We all know that the built-in Azure load balancer is perfectly functional, but sometimes you need a proper load balancer. HAProxy is an excellent choice if you need layer 7 functionality, but its a full reverse-proxy, so the application thinks that all of the traffic is coming from HAProxys IP - rather than the clients. So what can you do if the load balanced application needs to know the real clients IP address in Azure?
The easiest solution is to insert an X-forwarded-for header, or you could use the HAProxy proxy protocol (which is growing in popularity) but not all applications support this. The final option is to make the HAProxy instance FULLY TRANSPARENT by using the TProxy Linux kernel modification. When you correctly configure TProxy the application servers think the traffic is coming directly from the clients IP and can't even see the proxy IP address.
TProxy is always a little bit tricky - So how do we configure this in Azure?
The important part when using TProxy is routing the return traffic from the real servers through the load balancer. As the back end servers see the client's IP address as the source IP they respond directly to this address. However, if this happens load balancing will not work so we need to route the traffic back through the load balancer. Normally a simple solution for this would be to set the default gateway of the back-end server to be the load balancer. However, things are not always this straightforward in the cloud and so another alternative solution is required.
There are many guides around giving details on how to configure HAProxy and TProxy such as this. So I will not duplicate that here but instead, show you how to configure the routing and networks needed in Azure to make TProxy with HAProxy, work. I am going to assume you are familiar with Azure and know how to launch your VM's into the necessary subnets and so will skip past those details.
To start with we need to create the networks, I am using a network of 192.168.0.0/16. Then have my public subnet where the load balancer is located and the private where the back end servers are.
Public - 192.168.1.0/24
Private - 192.168.2.0/24
I am cheating a bit here and using our Loadbalancer.org appliance for Azure for the load balancer as it has HAProxy with TProxy ready to go. This has been deployed into the public subnet and has an address of 192.168.1.4. The back end servers in this test are just a pair of Ubuntu servers with Apache installed and have addresses of 192.168.2.4 and 192.168.2.5.
It should now look something like this:
Network view of HAProxy and servers for TProxy
You next need to configure your network security groups for your load balancer and the real server(s). As we are just load balancing a simple web server we are only using port 80.

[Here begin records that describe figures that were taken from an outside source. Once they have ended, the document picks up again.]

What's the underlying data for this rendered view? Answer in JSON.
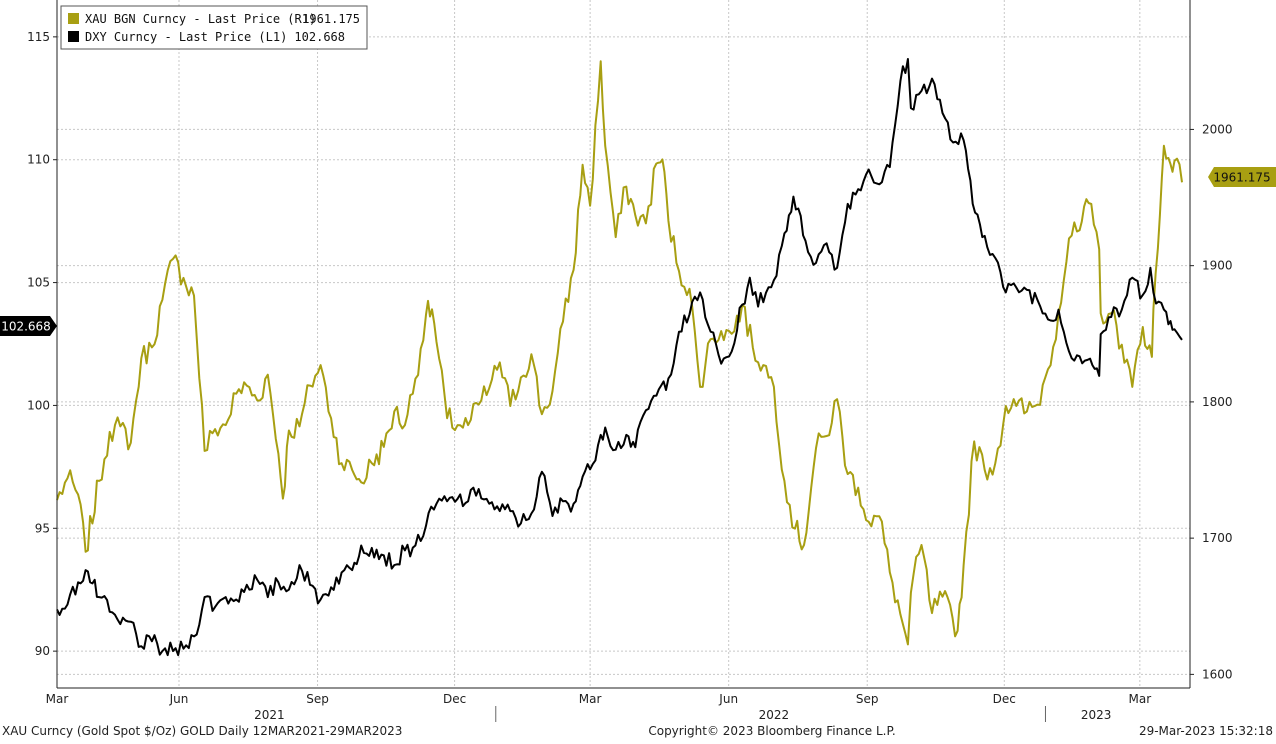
{
  "chart_data": {
    "type": "line",
    "legend": [
      {
        "label": "XAU BGN Curncy - Last Price (R1)",
        "value": "1961.175",
        "color": "#a89f12"
      },
      {
        "label": "DXY Curncy - Last Price (L1)",
        "value": "102.668",
        "color": "#000000"
      }
    ],
    "left_axis": {
      "ticks": [
        "90",
        "95",
        "100",
        "105",
        "110",
        "115"
      ],
      "ylim": [
        88.5,
        116.5
      ]
    },
    "right_axis": {
      "ticks": [
        "1600",
        "1700",
        "1800",
        "1900",
        "2000"
      ],
      "ylim": [
        1590,
        2095
      ]
    },
    "x_axis": {
      "range": [
        "2021-03-12",
        "2023-03-29"
      ],
      "month_ticks": [
        {
          "label": "Mar",
          "date": "2021-03-12"
        },
        {
          "label": "Jun",
          "date": "2021-06-01"
        },
        {
          "label": "Sep",
          "date": "2021-09-01"
        },
        {
          "label": "Dec",
          "date": "2021-12-01"
        },
        {
          "label": "Mar",
          "date": "2022-03-01"
        },
        {
          "label": "Jun",
          "date": "2022-06-01"
        },
        {
          "label": "Sep",
          "date": "2022-09-01"
        },
        {
          "label": "Dec",
          "date": "2022-12-01"
        },
        {
          "label": "Mar",
          "date": "2023-03-01"
        }
      ],
      "years": [
        {
          "label": "2021",
          "date": "2021-07-31"
        },
        {
          "label": "2022",
          "date": "2022-07-01"
        },
        {
          "label": "2023",
          "date": "2023-01-31"
        }
      ]
    },
    "last_value_tags": {
      "left": "102.668",
      "right": "1961.175"
    },
    "grid": true,
    "series": [
      {
        "name": "XAU BGN Curncy - Last Price (R1)",
        "axis": "right",
        "color": "#a89f12",
        "points": [
          [
            "2021-03-12",
            1728
          ],
          [
            "2021-03-19",
            1744
          ],
          [
            "2021-03-26",
            1732
          ],
          [
            "2021-03-31",
            1690
          ],
          [
            "2021-04-09",
            1742
          ],
          [
            "2021-04-16",
            1778
          ],
          [
            "2021-04-23",
            1782
          ],
          [
            "2021-04-30",
            1770
          ],
          [
            "2021-05-07",
            1832
          ],
          [
            "2021-05-14",
            1840
          ],
          [
            "2021-05-21",
            1875
          ],
          [
            "2021-05-28",
            1905
          ],
          [
            "2021-06-04",
            1891
          ],
          [
            "2021-06-11",
            1878
          ],
          [
            "2021-06-18",
            1764
          ],
          [
            "2021-06-25",
            1780
          ],
          [
            "2021-07-02",
            1783
          ],
          [
            "2021-07-09",
            1806
          ],
          [
            "2021-07-16",
            1812
          ],
          [
            "2021-07-23",
            1801
          ],
          [
            "2021-07-30",
            1820
          ],
          [
            "2021-08-06",
            1762
          ],
          [
            "2021-08-09",
            1729
          ],
          [
            "2021-08-13",
            1779
          ],
          [
            "2021-08-20",
            1782
          ],
          [
            "2021-08-27",
            1812
          ],
          [
            "2021-09-03",
            1827
          ],
          [
            "2021-09-10",
            1788
          ],
          [
            "2021-09-17",
            1755
          ],
          [
            "2021-09-24",
            1750
          ],
          [
            "2021-09-30",
            1741
          ],
          [
            "2021-10-07",
            1755
          ],
          [
            "2021-10-15",
            1767
          ],
          [
            "2021-10-22",
            1793
          ],
          [
            "2021-10-29",
            1783
          ],
          [
            "2021-11-05",
            1817
          ],
          [
            "2021-11-12",
            1864
          ],
          [
            "2021-11-16",
            1868
          ],
          [
            "2021-11-19",
            1844
          ],
          [
            "2021-11-26",
            1788
          ],
          [
            "2021-12-03",
            1783
          ],
          [
            "2021-12-10",
            1783
          ],
          [
            "2021-12-17",
            1798
          ],
          [
            "2021-12-24",
            1810
          ],
          [
            "2021-12-31",
            1829
          ],
          [
            "2022-01-07",
            1797
          ],
          [
            "2022-01-14",
            1818
          ],
          [
            "2022-01-21",
            1835
          ],
          [
            "2022-01-28",
            1791
          ],
          [
            "2022-02-04",
            1808
          ],
          [
            "2022-02-11",
            1859
          ],
          [
            "2022-02-18",
            1897
          ],
          [
            "2022-02-24",
            1974
          ],
          [
            "2022-03-01",
            1944
          ],
          [
            "2022-03-08",
            2050
          ],
          [
            "2022-03-11",
            1988
          ],
          [
            "2022-03-18",
            1921
          ],
          [
            "2022-03-25",
            1958
          ],
          [
            "2022-03-31",
            1937
          ],
          [
            "2022-04-07",
            1931
          ],
          [
            "2022-04-14",
            1975
          ],
          [
            "2022-04-18",
            1978
          ],
          [
            "2022-04-22",
            1933
          ],
          [
            "2022-04-29",
            1896
          ],
          [
            "2022-05-06",
            1883
          ],
          [
            "2022-05-13",
            1811
          ],
          [
            "2022-05-20",
            1846
          ],
          [
            "2022-05-27",
            1852
          ],
          [
            "2022-06-03",
            1850
          ],
          [
            "2022-06-10",
            1871
          ],
          [
            "2022-06-17",
            1840
          ],
          [
            "2022-06-24",
            1827
          ],
          [
            "2022-07-01",
            1811
          ],
          [
            "2022-07-08",
            1742
          ],
          [
            "2022-07-15",
            1707
          ],
          [
            "2022-07-21",
            1695
          ],
          [
            "2022-07-29",
            1766
          ],
          [
            "2022-08-05",
            1775
          ],
          [
            "2022-08-12",
            1802
          ],
          [
            "2022-08-19",
            1747
          ],
          [
            "2022-08-26",
            1737
          ],
          [
            "2022-09-02",
            1712
          ],
          [
            "2022-09-09",
            1716
          ],
          [
            "2022-09-16",
            1675
          ],
          [
            "2022-09-23",
            1644
          ],
          [
            "2022-09-28",
            1622
          ],
          [
            "2022-09-30",
            1660
          ],
          [
            "2022-10-07",
            1695
          ],
          [
            "2022-10-14",
            1645
          ],
          [
            "2022-10-21",
            1657
          ],
          [
            "2022-10-31",
            1632
          ],
          [
            "2022-11-04",
            1680
          ],
          [
            "2022-11-11",
            1771
          ],
          [
            "2022-11-18",
            1750
          ],
          [
            "2022-11-25",
            1755
          ],
          [
            "2022-12-02",
            1797
          ],
          [
            "2022-12-09",
            1797
          ],
          [
            "2022-12-16",
            1793
          ],
          [
            "2022-12-23",
            1798
          ],
          [
            "2022-12-30",
            1824
          ],
          [
            "2023-01-06",
            1865
          ],
          [
            "2023-01-13",
            1920
          ],
          [
            "2023-01-20",
            1926
          ],
          [
            "2023-01-26",
            1946
          ],
          [
            "2023-02-02",
            1912
          ],
          [
            "2023-02-03",
            1865
          ],
          [
            "2023-02-10",
            1865
          ],
          [
            "2023-02-17",
            1842
          ],
          [
            "2023-02-24",
            1811
          ],
          [
            "2023-03-03",
            1855
          ],
          [
            "2023-03-09",
            1833
          ],
          [
            "2023-03-10",
            1868
          ],
          [
            "2023-03-13",
            1913
          ],
          [
            "2023-03-17",
            1988
          ],
          [
            "2023-03-20",
            1979
          ],
          [
            "2023-03-24",
            1977
          ],
          [
            "2023-03-29",
            1961.175
          ]
        ]
      },
      {
        "name": "DXY Curncy - Last Price (L1)",
        "axis": "left",
        "color": "#000000",
        "points": [
          [
            "2021-03-12",
            91.7
          ],
          [
            "2021-03-19",
            91.9
          ],
          [
            "2021-03-26",
            92.8
          ],
          [
            "2021-03-31",
            93.3
          ],
          [
            "2021-04-09",
            92.2
          ],
          [
            "2021-04-16",
            91.6
          ],
          [
            "2021-04-23",
            91.1
          ],
          [
            "2021-04-30",
            91.2
          ],
          [
            "2021-05-07",
            90.2
          ],
          [
            "2021-05-14",
            90.4
          ],
          [
            "2021-05-21",
            90.0
          ],
          [
            "2021-05-28",
            90.0
          ],
          [
            "2021-06-04",
            90.1
          ],
          [
            "2021-06-11",
            90.6
          ],
          [
            "2021-06-18",
            92.2
          ],
          [
            "2021-06-25",
            91.8
          ],
          [
            "2021-07-02",
            92.2
          ],
          [
            "2021-07-09",
            92.1
          ],
          [
            "2021-07-16",
            92.7
          ],
          [
            "2021-07-23",
            92.9
          ],
          [
            "2021-07-30",
            92.2
          ],
          [
            "2021-08-06",
            92.8
          ],
          [
            "2021-08-13",
            92.5
          ],
          [
            "2021-08-20",
            93.5
          ],
          [
            "2021-08-27",
            92.7
          ],
          [
            "2021-09-03",
            92.1
          ],
          [
            "2021-09-10",
            92.6
          ],
          [
            "2021-09-17",
            93.2
          ],
          [
            "2021-09-24",
            93.3
          ],
          [
            "2021-09-30",
            94.3
          ],
          [
            "2021-10-07",
            94.2
          ],
          [
            "2021-10-15",
            93.9
          ],
          [
            "2021-10-22",
            93.5
          ],
          [
            "2021-10-29",
            94.1
          ],
          [
            "2021-11-05",
            94.3
          ],
          [
            "2021-11-12",
            95.1
          ],
          [
            "2021-11-19",
            96.0
          ],
          [
            "2021-11-26",
            96.1
          ],
          [
            "2021-12-03",
            96.2
          ],
          [
            "2021-12-10",
            96.1
          ],
          [
            "2021-12-17",
            96.6
          ],
          [
            "2021-12-24",
            96.0
          ],
          [
            "2021-12-31",
            95.7
          ],
          [
            "2022-01-07",
            95.7
          ],
          [
            "2022-01-14",
            95.2
          ],
          [
            "2022-01-21",
            95.6
          ],
          [
            "2022-01-28",
            97.3
          ],
          [
            "2022-02-04",
            95.5
          ],
          [
            "2022-02-11",
            96.1
          ],
          [
            "2022-02-18",
            96.0
          ],
          [
            "2022-02-24",
            97.1
          ],
          [
            "2022-03-01",
            97.4
          ],
          [
            "2022-03-08",
            98.8
          ],
          [
            "2022-03-11",
            99.1
          ],
          [
            "2022-03-18",
            98.2
          ],
          [
            "2022-03-25",
            98.8
          ],
          [
            "2022-03-31",
            98.3
          ],
          [
            "2022-04-07",
            99.8
          ],
          [
            "2022-04-14",
            100.4
          ],
          [
            "2022-04-22",
            101.1
          ],
          [
            "2022-04-29",
            103.0
          ],
          [
            "2022-05-06",
            103.7
          ],
          [
            "2022-05-13",
            104.6
          ],
          [
            "2022-05-20",
            103.0
          ],
          [
            "2022-05-27",
            101.7
          ],
          [
            "2022-06-03",
            102.2
          ],
          [
            "2022-06-10",
            104.1
          ],
          [
            "2022-06-15",
            105.2
          ],
          [
            "2022-06-17",
            104.5
          ],
          [
            "2022-06-24",
            104.2
          ],
          [
            "2022-07-01",
            105.1
          ],
          [
            "2022-07-08",
            107.0
          ],
          [
            "2022-07-14",
            108.5
          ],
          [
            "2022-07-22",
            106.7
          ],
          [
            "2022-07-29",
            105.8
          ],
          [
            "2022-08-05",
            106.6
          ],
          [
            "2022-08-12",
            105.6
          ],
          [
            "2022-08-19",
            108.2
          ],
          [
            "2022-08-26",
            108.8
          ],
          [
            "2022-09-02",
            109.6
          ],
          [
            "2022-09-09",
            109.0
          ],
          [
            "2022-09-16",
            109.7
          ],
          [
            "2022-09-23",
            113.2
          ],
          [
            "2022-09-28",
            114.1
          ],
          [
            "2022-09-30",
            112.1
          ],
          [
            "2022-10-07",
            112.8
          ],
          [
            "2022-10-14",
            113.3
          ],
          [
            "2022-10-21",
            111.9
          ],
          [
            "2022-10-28",
            110.7
          ],
          [
            "2022-11-04",
            110.8
          ],
          [
            "2022-11-10",
            108.2
          ],
          [
            "2022-11-18",
            106.9
          ],
          [
            "2022-11-25",
            106.0
          ],
          [
            "2022-12-02",
            104.6
          ],
          [
            "2022-12-09",
            104.8
          ],
          [
            "2022-12-16",
            104.7
          ],
          [
            "2022-12-23",
            104.3
          ],
          [
            "2022-12-30",
            103.5
          ],
          [
            "2023-01-06",
            103.9
          ],
          [
            "2023-01-13",
            102.2
          ],
          [
            "2023-01-20",
            102.0
          ],
          [
            "2023-01-27",
            101.9
          ],
          [
            "2023-02-02",
            101.2
          ],
          [
            "2023-02-03",
            102.9
          ],
          [
            "2023-02-10",
            103.6
          ],
          [
            "2023-02-17",
            103.9
          ],
          [
            "2023-02-24",
            105.2
          ],
          [
            "2023-03-03",
            104.5
          ],
          [
            "2023-03-08",
            105.6
          ],
          [
            "2023-03-10",
            104.6
          ],
          [
            "2023-03-17",
            103.9
          ],
          [
            "2023-03-20",
            103.3
          ],
          [
            "2023-03-24",
            103.1
          ],
          [
            "2023-03-29",
            102.668
          ]
        ]
      }
    ]
  },
  "footer": {
    "left": "XAU Curncy (Gold Spot  $/Oz) GOLD  Daily 12MAR2021-29MAR2023",
    "center": "Copyright© 2023 Bloomberg Finance L.P.",
    "right": "29-Mar-2023 15:32:18"
  },
  "colors": {
    "gold": "#a89f12",
    "dxy": "#000000",
    "background": "#ffffff",
    "grid": "#c8c8c8"
  }
}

For the load balancer and the real servers, we need to add an inbound rule to allow traffic to port 80 from 0.0.0.0/0 as this is a public facing service. Then we need to add an outbound rule on the load balancer to allow outgoing traffic to port 80 from 0.0.0.0/0. This allows the load balancer to forward the traffic to the back-end servers.
For the next steps, you will need the Azure CLI tools, it can also be done with PowerShell but as I'm using a Linux desktop I will demonstrate using the CLI tools. (If you do not have the tools installed please take a look here and get them setup).

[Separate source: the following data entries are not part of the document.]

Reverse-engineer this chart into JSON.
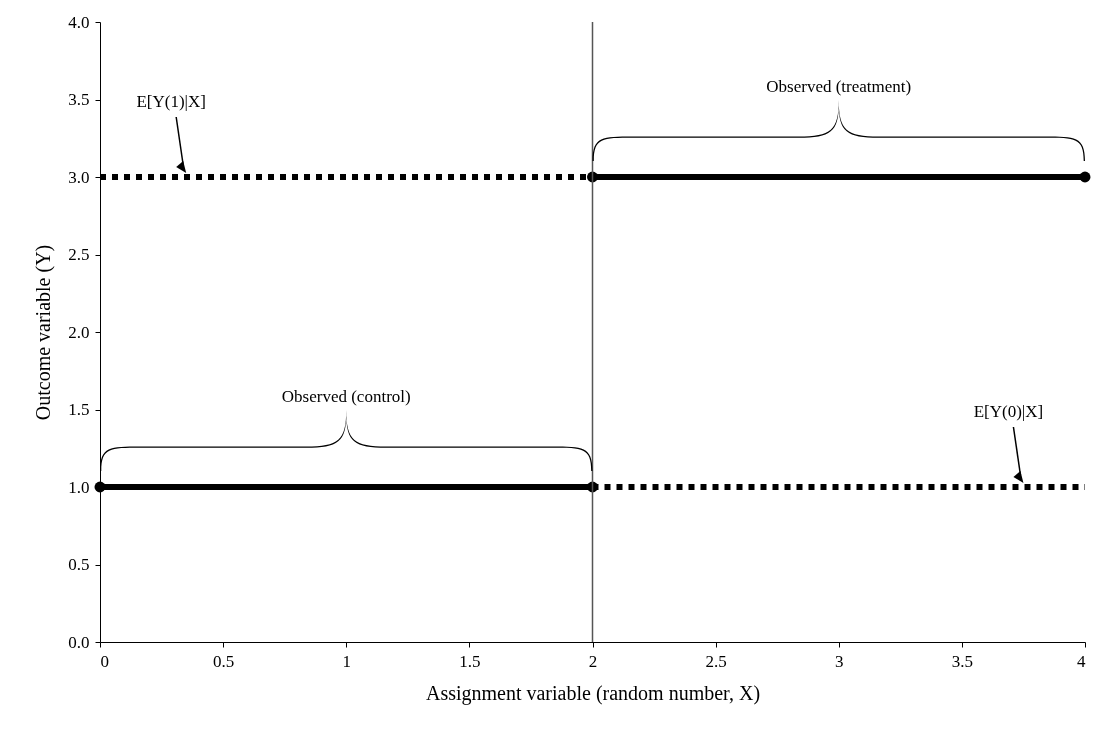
{
  "chart_data": {
    "type": "line",
    "xlabel": "Assignment variable (random number, X)",
    "ylabel": "Outcome variable (Y)",
    "xlim": [
      0,
      4
    ],
    "ylim": [
      0,
      4
    ],
    "xticks": [
      0,
      0.5,
      1,
      1.5,
      2,
      2.5,
      3,
      3.5,
      4
    ],
    "yticks": [
      {
        "value": 0,
        "label": "0.0"
      },
      {
        "value": 0.5,
        "label": "0.5"
      },
      {
        "value": 1,
        "label": "1.0"
      },
      {
        "value": 1.5,
        "label": "1.5"
      },
      {
        "value": 2,
        "label": "2.0"
      },
      {
        "value": 2.5,
        "label": "2.5"
      },
      {
        "value": 3,
        "label": "3.0"
      },
      {
        "value": 3.5,
        "label": "3.5"
      },
      {
        "value": 4,
        "label": "4.0"
      }
    ],
    "grid": false,
    "series": [
      {
        "color": "#000000",
        "x": [
          0,
          2
        ],
        "values": [
          3,
          3
        ],
        "line_style": "dotted"
      },
      {
        "color": "#000000",
        "x": [
          2,
          4
        ],
        "values": [
          3,
          3
        ],
        "line_style": "solid",
        "marker": "circle"
      },
      {
        "color": "#000000",
        "x": [
          0,
          2
        ],
        "values": [
          1,
          1
        ],
        "line_style": "solid",
        "marker": "circle"
      },
      {
        "color": "#000000",
        "x": [
          2,
          4
        ],
        "values": [
          1,
          1
        ],
        "line_style": "dotted"
      }
    ],
    "ref_lines": [
      {
        "axis": "x",
        "value": 2,
        "color": "#555555"
      }
    ],
    "annotations": [
      "E[Y(1)|X]",
      "Observed (treatment)",
      "Observed (control)",
      "E[Y(0)|X]"
    ]
  }
}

To enable the load balancer to receive traffic that is not addressed to itself (The return traffic from the real servers) we need to enable IP Forwarding on the load balancer. So we run:
azure network nic set -g haproxy_group -n loadbalancer430 -f true
Here -g is your resource group and -n is the name of the nic on your HAProxy instance.
Now our load balancer is able to receive the forwarded traffic we need to set up the route that forwards the traffic. First, we need to create a new route table that contains our route:
azure network route-table create -g haproxy_group -n lb_table -l centralus
- g is our resource group
- n is the name of the new route table
- l Is the name of the region we are in.
Next, we need to create our new route:
azure network route-table route create -g haproxy_group -r lb_table -n tproxy_rule -a 0.0.0.0/0 -y VirtualAppliance -p 192.168.1.4
- r is the name of our newly created route table
- n is the name of our new rule
- a is the network to forward
- y is the next hob type
- p IP address of the next hop
Now we have our route we need to associate the route table with the subnet:
azure network vnet subnet set -g haproxy_group -e haproxy_group-vnet -n servers -r lb_table
- e is the name of your virtual network
- n is the name of your subnet.
That is it, all the traffic to your backend servers will show the client's IP address as the source IP.